At nearly 106 years old, Shiloh Baptist Church, located on the corner of Washington and 10th Street in Downtown Alexandria, is one of the oldest structures in the city. Remember, of course, Alexandria was burned to the ground during the Civil War, and ever since then, as our local historic preservationists like to say, we’ve suffered from a “Tear It Down” mentality.
According to one study of Downtown properties, at one point, Alexandria had lost nearly 90% of her historic buildings, due, in no small part, to the construction of Interstate 49. And as Dale Genius at the Louisiana History Museum can attest, many of the buildings we demolished were architectural gems. In what was perhaps a misguided attempt at embracing modernization, we seemed to prefer demolition instead of renovation.

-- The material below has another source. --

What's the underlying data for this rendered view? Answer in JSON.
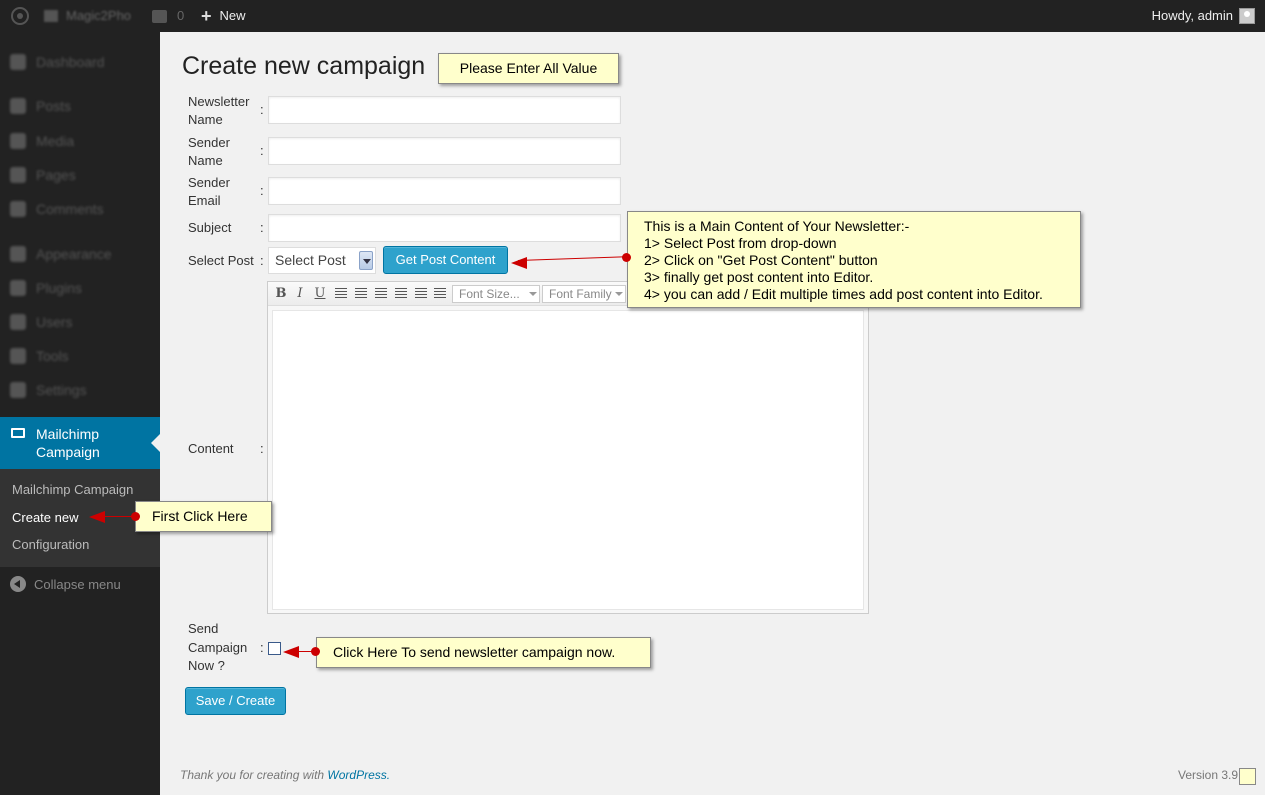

When you look at the photos of what we have lost, it’s difficult not to feel a sense of frustration.
Although it may be understated and simplistic, I’ve always liked Shiloh Baptist Church. Notably, if you’re driving north on Interstate 49 and decide to exit into Downtown Alexandria, Shiloh Baptist Church is one of the first things you’ll see; it’s almost like a gateway monument, hugging the street corner, a plain yet eye-catching representation of Alexandria’s history and its architectural themes.
For over 100 years, Shiloh was one of the oldest African-American churches in Central Louisiana. The congregation was actually organized in June of 1882, over twenty years before the current church was built. Today, the building remains vacant and in need of major renovations. After being threatened with demolition earlier this year, thankfully, it was spared from the wrecking ball after a handful of local preservationists took action. There is still much work to do, but like I asked about the dairy barn, what do you think Shiloh could or should become?